ゴング前から刺激を受けていた。中学卒業後から渡米し、名将のルディ・エルナンデス・トレーナーの指導を受ける。そこで10代の修業時から切磋琢磨(せっさたくま)してきた世界ライトフライ級6位オラスクアガ(米国)が1つ前の試合に登場。日本に帰国後は神奈川・相模原市内の自宅で一緒に生活し、母府見子さんの和食ベースの減量食を口にしてきた。「最高の家族」とも呼ぶ戦友は、激しい打ち合いの末、7回TKO勝利。「待機所で頑張れとの気持ちを伝えてくれた」と大きな力を得てリングに上がっていた。
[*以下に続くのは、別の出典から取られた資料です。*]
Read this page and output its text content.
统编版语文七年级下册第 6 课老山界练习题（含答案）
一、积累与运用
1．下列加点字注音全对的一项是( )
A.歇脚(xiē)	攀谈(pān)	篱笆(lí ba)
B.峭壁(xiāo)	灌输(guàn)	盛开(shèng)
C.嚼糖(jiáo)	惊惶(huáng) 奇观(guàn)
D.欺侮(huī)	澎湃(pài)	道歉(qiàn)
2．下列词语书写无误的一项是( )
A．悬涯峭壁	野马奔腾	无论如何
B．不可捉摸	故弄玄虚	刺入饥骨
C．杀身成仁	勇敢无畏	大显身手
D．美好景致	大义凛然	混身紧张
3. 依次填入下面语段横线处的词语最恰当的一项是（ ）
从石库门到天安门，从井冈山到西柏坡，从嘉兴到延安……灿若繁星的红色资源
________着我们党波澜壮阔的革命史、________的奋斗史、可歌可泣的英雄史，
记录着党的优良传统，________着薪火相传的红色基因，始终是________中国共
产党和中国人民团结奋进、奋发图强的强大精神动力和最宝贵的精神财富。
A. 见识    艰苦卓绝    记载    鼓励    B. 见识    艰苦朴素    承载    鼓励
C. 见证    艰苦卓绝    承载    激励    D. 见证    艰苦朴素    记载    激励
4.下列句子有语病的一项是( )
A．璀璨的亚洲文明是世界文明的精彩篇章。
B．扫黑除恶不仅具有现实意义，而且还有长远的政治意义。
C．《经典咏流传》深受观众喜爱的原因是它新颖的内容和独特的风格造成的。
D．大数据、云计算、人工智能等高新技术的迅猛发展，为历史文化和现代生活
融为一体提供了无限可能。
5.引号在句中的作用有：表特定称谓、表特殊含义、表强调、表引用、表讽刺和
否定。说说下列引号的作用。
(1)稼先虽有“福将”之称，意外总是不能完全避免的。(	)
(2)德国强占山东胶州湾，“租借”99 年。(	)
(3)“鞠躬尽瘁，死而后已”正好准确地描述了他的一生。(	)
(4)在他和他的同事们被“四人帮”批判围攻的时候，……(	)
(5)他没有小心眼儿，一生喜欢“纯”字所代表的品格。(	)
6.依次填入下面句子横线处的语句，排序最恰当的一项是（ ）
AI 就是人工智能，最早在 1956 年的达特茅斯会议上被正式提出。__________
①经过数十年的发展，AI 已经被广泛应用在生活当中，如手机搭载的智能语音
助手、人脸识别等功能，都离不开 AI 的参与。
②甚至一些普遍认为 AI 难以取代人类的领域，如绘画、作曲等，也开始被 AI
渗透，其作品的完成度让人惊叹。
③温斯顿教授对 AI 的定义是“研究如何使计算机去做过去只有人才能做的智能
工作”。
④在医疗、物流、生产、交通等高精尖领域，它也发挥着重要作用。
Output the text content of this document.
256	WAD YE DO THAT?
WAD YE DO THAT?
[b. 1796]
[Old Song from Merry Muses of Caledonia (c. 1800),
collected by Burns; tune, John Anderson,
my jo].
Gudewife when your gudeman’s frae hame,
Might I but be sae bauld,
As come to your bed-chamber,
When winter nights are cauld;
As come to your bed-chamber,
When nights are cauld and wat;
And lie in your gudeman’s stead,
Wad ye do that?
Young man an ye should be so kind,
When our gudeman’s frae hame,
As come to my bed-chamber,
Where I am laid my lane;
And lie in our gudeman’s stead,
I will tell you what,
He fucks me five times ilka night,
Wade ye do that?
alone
5月に米ラスベガスで、3度のダウンを奪う劇的なKOで、フライ級に続きスーパーフライ級の王座を獲得した。国内凱旋(がいせん)試合は大差判定で初防衛に成功。目標は最強エストラーダとの王座統一戦になる。「WBC王座は長谷川(穂積)さん、山中(慎介)さんを見てあこがれてきたのでこだわりがある」。エストラーダと接戦を展開したコルテスに完勝したことで、その目標に大きく前進したことは間違いない。【田口潤】

◆世界スーパーフライ級戦線 WBO王者中谷潤人が初防衛に成功した同級には世界クラスの日本選手も多く、軽量級の最激戦区と言われる。4階級制覇王者のWBA王者井岡一翔と同級最強と言われるWBC王者フアン・フランシスコ・エストラーダが統一戦に向けて交渉中。IBF王者フェルナンド・マルチネスはV9防衛に成功してきたジェルウィン・アンカハス(フィリピン)に連勝し、6月のV2防衛成功後に統一戦を熱望した。日本勢では元3階級制覇王者田中恒成(畑中)が4階級制覇を目指して世界戦準備中。「ロマゴン」こと元4階級制覇王者ローマン・ゴンサレス(ニカラグア)も王座返り咲きを狙っている。